The disturbances exposed structural vulnerabilities in rural finance systems involving shinkin banks and moneylenders operating in Gunma and Tochigi, highlighting tensions between tenant farmers in Kyushu and landlord families associated with the kazoku peerage. Short-term disruptions in supply chains affected urban consumers in Shinjuku and workers in industrial districts of Kawasaki and Yokkaichi, while merchant houses including firms in the Osaka Rice Exchange experienced reputational damage. The crisis accelerated state interventionist tendencies manifested in subsequent rice purchase policies and reserve creation administered by agencies influenced by officials from the Ministry of Finance and bureaucrats from Home Ministry circles. Socially, the riots fostered heightened solidarity between rural associations such as agricultural cooperatives in Ibaraki and urban labor unions in Aomori, influencing later mobilizations and union campaigns around the Rice Control Law debates.
The cabinet resignation of Terauchi Masatake cleared the way for more reform-minded politicians and intensified scrutiny from Diet figures representing constituencies in Hyōgo and Shizuoka. Political parties including the Rikken Seiyūkai and the Kenseikai debated regulatory frameworks that culminated in legislative proposals for compulsory rice purchase and market stabilization, involving experts from institutions like Tokyo Imperial University and bureaucrats with ties to Mitsubishi-linked policy networks. Reforms sought to balance landlord interests in Okayama with tenant protections advocated by representatives from Niigata and Fukuoka, yielding administrative restructuring within the Ministry of Agriculture and Commerce and the later enactment of measures influencing the Rice Control Law period. The episode also enhanced the visibility of leftist intellectuals and activists associated with circles around Kokumin Shimbun and legal advocates who later engaged in Taishō Democracy debates.

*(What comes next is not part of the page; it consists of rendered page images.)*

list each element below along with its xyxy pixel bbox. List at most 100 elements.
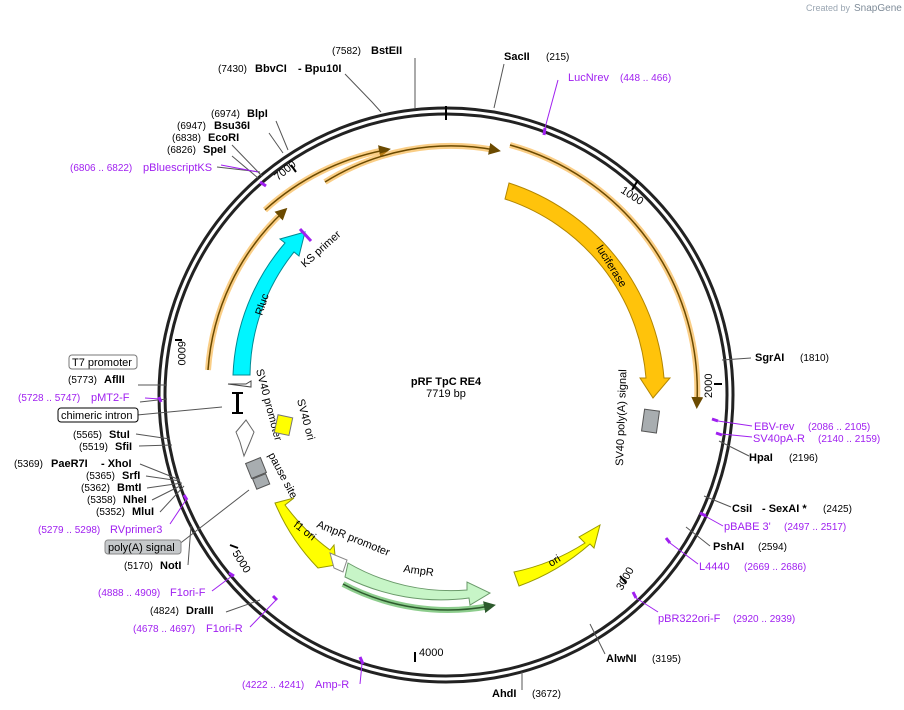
pause-site-label: pause site — [265, 451, 299, 501]
polya-signal-box[interactable] — [104, 539, 182, 555]
enzyme-bbvCI-name[interactable]: BbvCI — [255, 63, 287, 75]
orange-arc-arrows — [205, 142, 704, 409]
enzyme-hpaI-name[interactable]: HpaI — [749, 452, 773, 464]
plasmid-size: 7719 bp — [426, 388, 466, 400]
enzyme-sacII-name[interactable]: SacII — [504, 51, 530, 63]
enzyme-stuI-pos: (5565) — [73, 430, 102, 441]
sv40-ori-label: SV40 ori — [294, 398, 317, 442]
sv40-polya-feature[interactable] — [640, 408, 661, 434]
intron-cap-top — [232, 392, 243, 394]
enzyme-xhoI-name[interactable]: - XhoI — [101, 458, 132, 470]
primer-leaders — [144, 79, 753, 685]
luciferase-feature[interactable] — [504, 182, 672, 399]
enzyme-notI-pos: (5170) — [124, 561, 153, 572]
sv40-ori-feature[interactable] — [273, 414, 294, 437]
enzyme-draIII-pos: (4824) — [150, 606, 179, 617]
ampr-feature[interactable] — [344, 562, 492, 606]
enzyme-blpI-pos: (6974) — [211, 109, 240, 120]
enzyme-ahdI-name[interactable]: AhdI — [492, 688, 516, 700]
enzyme-csiI-name[interactable]: CsiI — [732, 503, 752, 515]
ampr-label: AmpR — [403, 563, 435, 579]
primer-marks — [157, 127, 723, 665]
enzyme-mluI-name[interactable]: MluI — [132, 506, 154, 518]
primer-f1oriF-range: (4888 .. 4909) — [98, 588, 160, 599]
polya-signal-label: poly(A) signal — [108, 542, 175, 554]
enzyme-leaders — [135, 58, 752, 690]
chimeric-intron-feature[interactable] — [236, 392, 239, 414]
enzyme-paeR7I-name[interactable]: PaeR7I — [51, 458, 88, 470]
enzyme-bmtI-name[interactable]: BmtI — [117, 482, 141, 494]
enzyme-sgrAI-name[interactable]: SgrAI — [755, 352, 784, 364]
polya-signal-feature[interactable] — [251, 473, 271, 490]
enzyme-bpu10I-name[interactable]: - Bpu10I — [298, 63, 341, 75]
enzyme-aflII-name[interactable]: AflII — [104, 374, 125, 386]
primer-ebvRev-name[interactable]: EBV-rev — [754, 421, 795, 433]
t7-promoter-label: T7 promoter — [72, 357, 132, 369]
enzyme-stuI-name[interactable]: StuI — [109, 429, 130, 441]
enzyme-bstEII-name[interactable]: BstEII — [371, 45, 402, 57]
enzyme-speI-name[interactable]: SpeI — [203, 144, 226, 156]
primer-l4440-name[interactable]: L4440 — [699, 561, 730, 573]
enzyme-srfI-name[interactable]: SrfI — [122, 470, 140, 482]
enzyme-nheI-name[interactable]: NheI — [123, 494, 147, 506]
pause-site-feature[interactable] — [244, 456, 268, 480]
enzyme-nheI-pos: (5358) — [87, 495, 116, 506]
enzyme-sgrAI-pos: (1810) — [800, 353, 829, 364]
enzyme-alwNI-name[interactable]: AlwNI — [606, 653, 637, 665]
primer-pBR322ori-name[interactable]: pBR322ori-F — [658, 613, 721, 625]
primer-pBABE3-name[interactable]: pBABE 3' — [724, 521, 771, 533]
enzyme-draIII-name[interactable]: DraIII — [186, 605, 214, 617]
enzyme-ecoRI-pos: (6838) — [172, 133, 201, 144]
primer-f1oriF-name[interactable]: F1ori-F — [170, 587, 206, 599]
tick-5000: 5000 — [229, 548, 252, 575]
primer-sv40pA-name[interactable]: SV40pA-R — [753, 433, 805, 445]
enzyme-blpI-name[interactable]: BlpI — [247, 108, 268, 120]
enzyme-ecoRI-name[interactable]: EcoRI — [208, 132, 239, 144]
enzyme-bstEII-pos: (7582) — [332, 46, 361, 57]
rluc-feature[interactable] — [232, 231, 306, 376]
tick-4000: 4000 — [419, 647, 443, 659]
tick-3000: 3000 — [614, 565, 637, 592]
enzyme-hpaI-pos: (2196) — [789, 453, 818, 464]
enzyme-sfiI-name[interactable]: SfiI — [115, 441, 132, 453]
ori-label: ori — [546, 553, 563, 570]
sv40-promoter-feature[interactable] — [235, 419, 255, 458]
enzyme-sexAI-name[interactable]: - SexAI * — [762, 503, 807, 515]
primer-pBR322ori-range: (2920 .. 2939) — [733, 614, 795, 625]
primer-pMT2F-name[interactable]: pMT2-F — [91, 392, 130, 404]
enzyme-srfI-pos: (5365) — [86, 471, 115, 482]
f1-ori-feature[interactable] — [274, 497, 337, 569]
boxed-labels: T7 promoter chimeric intron poly(A) sign… — [57, 354, 182, 555]
enzyme-bsu36I-name[interactable]: Bsu36I — [214, 120, 250, 132]
tick-1000: 1000 — [618, 184, 645, 207]
enzyme-pshAI-name[interactable]: PshAI — [713, 541, 744, 553]
primer-lucNrev-name[interactable]: LucNrev — [568, 72, 609, 84]
enzyme-ahdI-pos: (3672) — [532, 689, 561, 700]
t7-promoter-box[interactable] — [68, 354, 138, 370]
chimeric-intron-box[interactable] — [57, 407, 139, 423]
primer-sv40pA-range: (2140 .. 2159) — [818, 434, 880, 445]
chimeric-intron-label: chimeric intron — [61, 410, 133, 422]
primer-pBABE3-range: (2497 .. 2517) — [784, 522, 846, 533]
ori-feature[interactable] — [513, 523, 601, 587]
sv40-polya-label: SV40 poly(A) signal — [614, 369, 629, 466]
enzyme-notI-name[interactable]: NotI — [160, 560, 181, 572]
tick-labels: 1000 2000 3000 4000 5000 6000 7000 — [175, 158, 715, 659]
enzyme-aflII-pos: (5773) — [68, 375, 97, 386]
primer-l4440-range: (2669 .. 2686) — [744, 562, 806, 573]
created-by-text: Created by — [806, 3, 851, 13]
t7-promoter-feature[interactable] — [227, 380, 252, 388]
ampr-promoter-feature[interactable] — [329, 552, 348, 573]
primer-ampR-name[interactable]: Amp-R — [315, 679, 349, 691]
enzyme-alwNI-pos: (3195) — [652, 654, 681, 665]
enzyme-labels: (7582) BstEII (7430) BbvCI - Bpu10I SacI… — [14, 45, 852, 700]
snapgene-brand: SnapGene — [854, 3, 902, 14]
primer-f1oriR-name[interactable]: F1ori-R — [206, 623, 243, 635]
tick-2000: 2000 — [703, 374, 715, 398]
enzyme-csiI-pos: (2425) — [823, 504, 852, 515]
primer-pBluescriptKS-name[interactable]: pBluescriptKS — [143, 162, 212, 174]
enzyme-sfiI-pos: (5519) — [79, 442, 108, 453]
primer-rvprimer3-name[interactable]: RVprimer3 — [110, 524, 162, 536]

Scholars link the events to comparative studies of food riots observed during wartime economies such as those in France and Russia, positioning the Japanese disturbances within broader analyses of social unrest in the aftermath of World War I. Historians working from traditions informed by archival materials in National Diet Library and regional records from Hokkaidō interpret the riots variously as class conflict driven by land tenure dynamics, as urban-rural coalition politics, or as a catalyst for bureaucratic centralization in commodity management. The incident features in discussions of Taishō-era modernization, influences narratives about the rise of organized labor and agrarian movements, and is referenced in cultural works produced by authors and journalists of the period associated with Chūōkōron and Bungei Shunjū. Contemporary debates draw on sources from municipal archives in Osaka and personal papers of figures connected to the Terauchi administration to reassess the balance between popular protest and institutional reform during early 20th-century Japan.